From 1987 to 1995, Vickers was the artistic advisor for the Vancouver International Airport’s new terminal. He was also commissioned to design retail storefronts for both the domestic and international terminals.
Vickers’s work is held in private and public collections nationally and internationally, including the Canadian Museum of History (Gatineau, Quebec), the University of British Columbia’s Museum of Anthropology (Vancouver), and the National Museum of Ethnology in Japan (Osaka).
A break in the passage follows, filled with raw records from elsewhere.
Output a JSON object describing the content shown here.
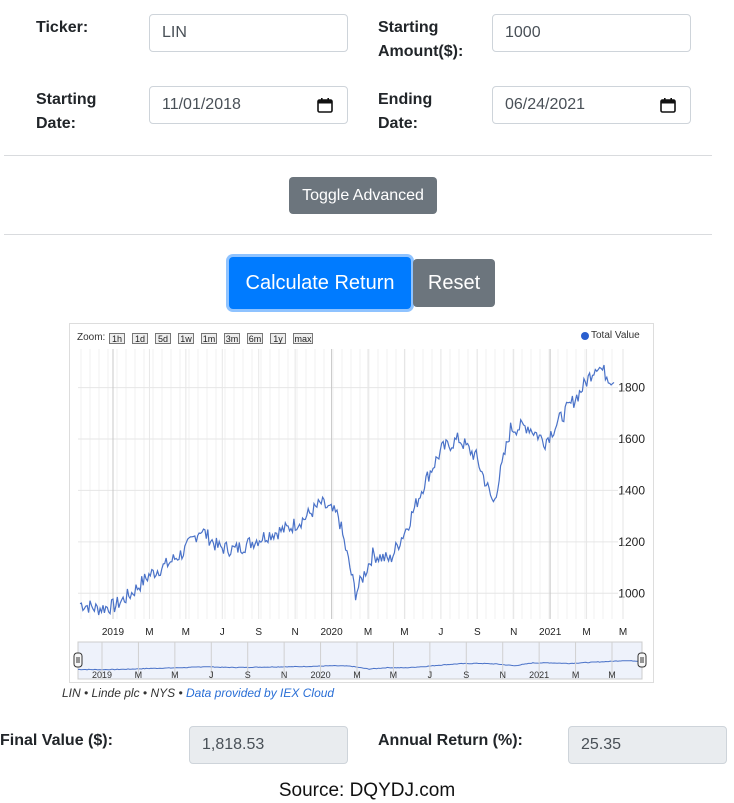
{
  "form": {
    "ticker_label": "Ticker:",
    "ticker_value": "LIN",
    "starting_amount_label_1": "Starting",
    "starting_amount_label_2": "Amount($):",
    "starting_amount_value": "1000",
    "starting_date_label_1": "Starting",
    "starting_date_label_2": "Date:",
    "starting_date_value": "11/01/2018",
    "ending_date_label_1": "Ending",
    "ending_date_label_2": "Date:",
    "ending_date_value": "06/24/2021"
  },
  "buttons": {
    "toggle_advanced": "Toggle Advanced",
    "calculate": "Calculate Return",
    "reset": "Reset"
  },
  "chart": {
    "zoom_label": "Zoom:",
    "zoom_options": [
      "1h",
      "1d",
      "5d",
      "1w",
      "1m",
      "3m",
      "6m",
      "1y",
      "max"
    ],
    "legend": "Total Value",
    "credit_prefix": "LIN • Linde plc • NYS • ",
    "credit_link": "Data provided by IEX Cloud"
  },
  "chart_data": {
    "type": "line",
    "series": [
      {
        "name": "Total Value",
        "x": [
          "2018-11",
          "2018-12",
          "2019-01",
          "2019-02",
          "2019-03",
          "2019-04",
          "2019-05",
          "2019-06",
          "2019-07",
          "2019-08",
          "2019-09",
          "2019-10",
          "2019-11",
          "2019-12",
          "2020-01",
          "2020-02",
          "2020-03",
          "2020-04",
          "2020-05",
          "2020-06",
          "2020-07",
          "2020-08",
          "2020-09",
          "2020-10",
          "2020-11",
          "2020-12",
          "2021-01",
          "2021-02",
          "2021-03",
          "2021-04",
          "2021-05",
          "2021-06"
        ],
        "values": [
          960,
          940,
          950,
          1000,
          1070,
          1110,
          1160,
          1250,
          1180,
          1170,
          1200,
          1230,
          1250,
          1290,
          1350,
          1300,
          1000,
          1150,
          1130,
          1260,
          1430,
          1560,
          1600,
          1530,
          1350,
          1640,
          1650,
          1590,
          1690,
          1780,
          1890,
          1820
        ]
      }
    ],
    "x_tick_labels": [
      "2019",
      "M",
      "M",
      "J",
      "S",
      "N",
      "2020",
      "M",
      "M",
      "J",
      "S",
      "N",
      "2021",
      "M",
      "M"
    ],
    "navigator_tick_labels": [
      "2019",
      "M",
      "M",
      "J",
      "S",
      "N",
      "2020",
      "M",
      "M",
      "J",
      "S",
      "N",
      "2021",
      "M",
      "M"
    ],
    "y_ticks": [
      1000,
      1200,
      1400,
      1600,
      1800
    ],
    "ylim": [
      900,
      1950
    ],
    "color": "#4a72c8",
    "grid": true,
    "legend_position": "top-right"
  },
  "results": {
    "final_value_label": "Final Value ($):",
    "final_value": "1,818.53",
    "annual_return_label": "Annual Return (%):",
    "annual_return": "25.35"
  },
  "footer": {
    "source": "Source: DQYDJ.com"
  },
  "colors": {
    "primary": "#007bff",
    "secondary": "#6c757d",
    "series": "#4a72c8"
  }
}
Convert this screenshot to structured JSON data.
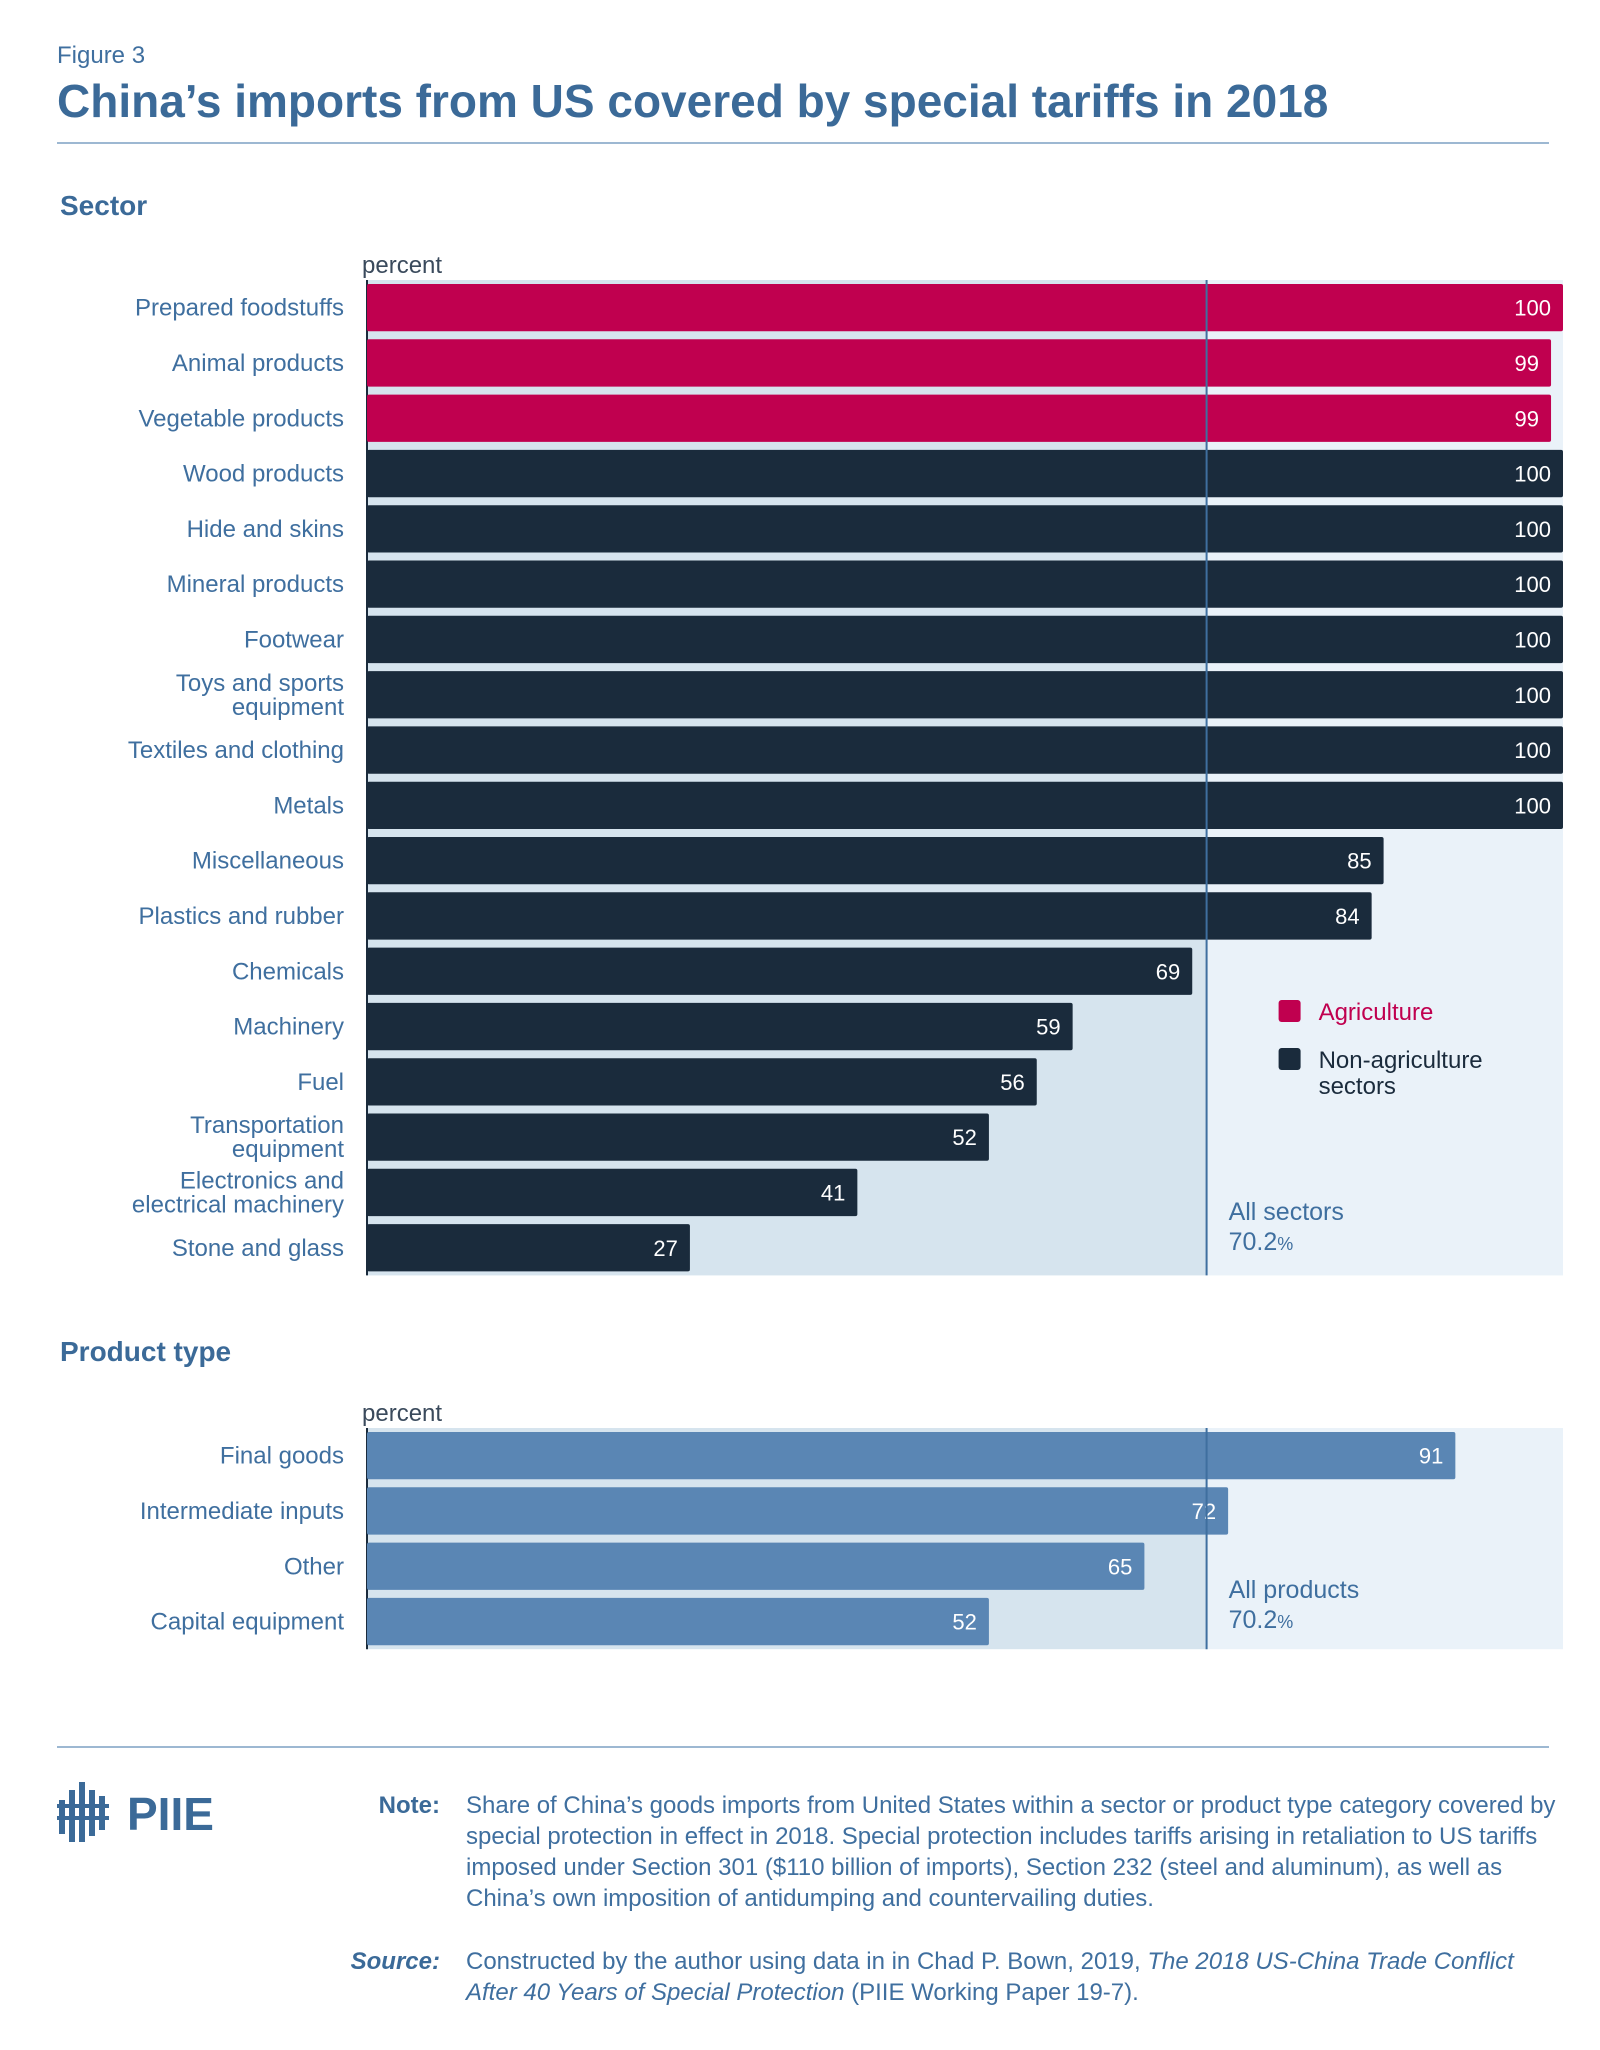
{
  "figure_label": "Figure 3",
  "title": "China’s imports from US covered by special tariffs in 2018",
  "colors": {
    "agriculture": "#c0004f",
    "non_agriculture": "#1a2b3c",
    "product": "#5a86b4",
    "bg_below_avg": "#d6e4ee",
    "bg_above_avg": "#eaf2f9",
    "text": "#3f6f9f"
  },
  "logo": {
    "text": "PIIE"
  },
  "chart_data": [
    {
      "type": "bar",
      "orientation": "horizontal",
      "section_title": "Sector",
      "unit_label": "percent",
      "xlim": [
        0,
        100
      ],
      "categories": [
        "Prepared foodstuffs",
        "Animal products",
        "Vegetable products",
        "Wood products",
        "Hide and skins",
        "Mineral products",
        "Footwear",
        "Toys and sports equipment",
        "Textiles and clothing",
        "Metals",
        "Miscellaneous",
        "Plastics and rubber",
        "Chemicals",
        "Machinery",
        "Fuel",
        "Transportation equipment",
        "Electronics and electrical machinery",
        "Stone and glass"
      ],
      "values": [
        100,
        99,
        99,
        100,
        100,
        100,
        100,
        100,
        100,
        100,
        85,
        84,
        69,
        59,
        56,
        52,
        41,
        27
      ],
      "groups": [
        "Agriculture",
        "Agriculture",
        "Agriculture",
        "Non-agriculture sectors",
        "Non-agriculture sectors",
        "Non-agriculture sectors",
        "Non-agriculture sectors",
        "Non-agriculture sectors",
        "Non-agriculture sectors",
        "Non-agriculture sectors",
        "Non-agriculture sectors",
        "Non-agriculture sectors",
        "Non-agriculture sectors",
        "Non-agriculture sectors",
        "Non-agriculture sectors",
        "Non-agriculture sectors",
        "Non-agriculture sectors",
        "Non-agriculture sectors"
      ],
      "legend": [
        {
          "name": "Agriculture",
          "color": "#c0004f"
        },
        {
          "name": "Non-agriculture sectors",
          "color": "#1a2b3c"
        }
      ],
      "reference_line": {
        "label": "All sectors",
        "value": 70.2,
        "value_text": "70.2",
        "unit": "%"
      }
    },
    {
      "type": "bar",
      "orientation": "horizontal",
      "section_title": "Product type",
      "unit_label": "percent",
      "xlim": [
        0,
        100
      ],
      "categories": [
        "Final goods",
        "Intermediate inputs",
        "Other",
        "Capital equipment"
      ],
      "values": [
        91,
        72,
        65,
        52
      ],
      "reference_line": {
        "label": "All products",
        "value": 70.2,
        "value_text": "70.2",
        "unit": "%"
      }
    }
  ],
  "note": {
    "label": "Note:",
    "text": "Share of China’s goods imports from United States within a sector or product type category covered by special protection in effect in 2018. Special protection includes tariffs arising in retaliation to US tariffs imposed under Section 301 ($110 billion of imports), Section 232 (steel and aluminum), as well as China’s own imposition of antidumping and countervailing duties."
  },
  "source": {
    "label": "Source:",
    "text_before": "Constructed by the author using data in in Chad P. Bown, 2019, ",
    "italic": "The 2018 US-China Trade Conflict After 40 Years of Special Protection",
    "text_after": " (PIIE Working Paper 19-7)."
  }
}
In 1977, the University of British Columbia published Beginnings: An Exhibition of the Silkscreen Prints and Carvings of Roy Henry Vickers. Vickers has published a number of books, including Solstice: The Art of Roy Henry Vickers (1988), Spirit Transformed: A Journey from Tree to Totem (1996), and Copperman: The Art of Roy Henry Vickers (2003). In 2014, Vickers published his third milestone book, Storyteller: The Art of Roy Henry Vickers, which covers his work from 2003 to 2013. He has also collaborated with Robert Budd on a bestselling series of children’s books based on First Nations mythology; the series includes The Elders Are Watching (1990), Raven Brings the Light (2013), Cloudwalker (2014) and Orca Chief (2015).
Honours and Awards
In 1994, Vickers was the first artist to be included by Maclean’s magazine in its Annual Honour Roll of Extraordinary Canadian Achievers. Four years later, he was appointed to the Order of British Columbia. In 2002, he received the Queen’s Golden Jubilee Medal for contributions to the Canadian art world and the First Nations community. That same year, Vickers was included in a video that was part of Vancouver’s successful bid for the 2010 Olympic Winter Games. In 2006, he was made a Member of the Order of Canada for being a bridge between cultures. The following year, York University awarded Vickers an honorary doctorate, and he was the keynote speaker for that year’s graduating class.
Vickers was recognized as a “Kickass Canadian” in 2011 and received the Queen Elizabeth II Diamond Jubilee Medal in 2012. He celebrated his 70th birthday in 2016 with the launch of his book Peace Dancer in Vancouver. He has also received a hereditary chieftainship and several hereditary names from Northwest Coast First Nations.